You either love it or you hate it

  1. Did you know that Marmite is very popular in Malaysia?

It’s used in Chinese Malay cooking, where they make  Marmite chicken or even better – Marmite prawns –

 

I’m sure that even Marmite haters would be converted by just one of these luscious little mouthfuls … it’s practically an umami-overdose, if such a thing were possible.

2. Durian polarises people even more than Marmite.  The flavour has been described to me as ‘onion and motor oil custard’, while the smell has something of the sewer about it.

There’s a man who sells durian from a van just down the road –

and people sit on the pavement and eat it –

but you can smell the durian long before you get anywhere near the van.  I’ve walked towards the van several times, determined to buy some and try it, but then the smell hits me and I scuttle away and buy some mangoes instead.

The closest I’ve got to eating durian is in a dessert called cendol, which is a mixture of crushed ice, coconut milk, red beans and green jelly noodles.  There was an option to have it flavoured with durian puree, so I recklessly went ahead and ordered it.

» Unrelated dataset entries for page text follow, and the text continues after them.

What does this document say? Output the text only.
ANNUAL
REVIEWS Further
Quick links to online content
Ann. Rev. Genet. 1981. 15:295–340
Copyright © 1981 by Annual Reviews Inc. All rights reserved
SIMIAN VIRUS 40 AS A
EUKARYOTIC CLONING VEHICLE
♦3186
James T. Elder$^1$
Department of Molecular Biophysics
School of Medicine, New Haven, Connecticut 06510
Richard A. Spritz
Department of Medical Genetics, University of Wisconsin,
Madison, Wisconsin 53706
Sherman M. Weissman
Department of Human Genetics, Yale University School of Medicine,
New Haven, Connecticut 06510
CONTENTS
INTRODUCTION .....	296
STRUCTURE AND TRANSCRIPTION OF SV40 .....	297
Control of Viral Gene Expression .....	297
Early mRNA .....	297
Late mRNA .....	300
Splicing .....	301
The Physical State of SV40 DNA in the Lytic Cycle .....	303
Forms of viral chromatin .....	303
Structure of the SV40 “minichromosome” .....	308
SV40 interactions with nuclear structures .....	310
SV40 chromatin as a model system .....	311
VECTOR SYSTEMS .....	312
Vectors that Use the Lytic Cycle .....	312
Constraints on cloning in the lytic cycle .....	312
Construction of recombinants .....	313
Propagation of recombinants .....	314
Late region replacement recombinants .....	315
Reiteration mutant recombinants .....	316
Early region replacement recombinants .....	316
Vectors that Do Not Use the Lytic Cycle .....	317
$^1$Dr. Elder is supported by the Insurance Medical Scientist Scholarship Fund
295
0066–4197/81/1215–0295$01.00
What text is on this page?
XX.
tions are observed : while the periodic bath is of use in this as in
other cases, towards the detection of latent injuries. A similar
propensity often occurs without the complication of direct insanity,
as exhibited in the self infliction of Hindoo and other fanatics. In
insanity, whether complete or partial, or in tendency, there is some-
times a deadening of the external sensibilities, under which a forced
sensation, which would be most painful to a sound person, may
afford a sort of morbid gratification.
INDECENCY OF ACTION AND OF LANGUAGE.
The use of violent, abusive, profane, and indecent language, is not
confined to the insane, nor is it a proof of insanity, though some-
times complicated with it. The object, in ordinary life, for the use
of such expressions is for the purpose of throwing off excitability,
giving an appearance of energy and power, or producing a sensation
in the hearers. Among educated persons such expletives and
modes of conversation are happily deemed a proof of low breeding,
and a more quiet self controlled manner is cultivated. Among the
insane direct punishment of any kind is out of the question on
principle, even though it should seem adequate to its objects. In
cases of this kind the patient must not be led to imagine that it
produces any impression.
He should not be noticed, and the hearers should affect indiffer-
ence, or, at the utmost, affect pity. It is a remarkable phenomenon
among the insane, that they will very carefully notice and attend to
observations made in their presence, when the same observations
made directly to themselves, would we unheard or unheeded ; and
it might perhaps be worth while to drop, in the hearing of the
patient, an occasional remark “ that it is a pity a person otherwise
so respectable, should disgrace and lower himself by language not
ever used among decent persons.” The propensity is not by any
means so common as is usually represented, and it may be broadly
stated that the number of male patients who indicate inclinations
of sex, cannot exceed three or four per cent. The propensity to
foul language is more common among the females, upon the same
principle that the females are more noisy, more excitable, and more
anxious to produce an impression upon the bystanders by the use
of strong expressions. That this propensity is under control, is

Whilst the flavour wasn’t too bad, the durian puree has a pungent rotting smell, and the putrid aftertaste stays in your mouth for hours.

If I could just get past the smell, maybe I could skip up to the van as happily as the locals and order myself one – although nobody at school would go near me for days afterwards, as your pores apparently exude the smell, and any unfortunate release of gas is equally pervasive.

3.  Birds’ Nest Soup

Having heard so much about the health-giving properties of birds’ nest soup, and how highly prized and therefore hugely expensive it is, I decided to try some in the name of research.

Unfortunately, I couldn’t get past the fact that it is saliva … and birds’ saliva at that … formerly solidified birds’ saliva that has now been dissolved in water.

So I will just have to forego any miraculous healing that might have come my way if I’d finished it.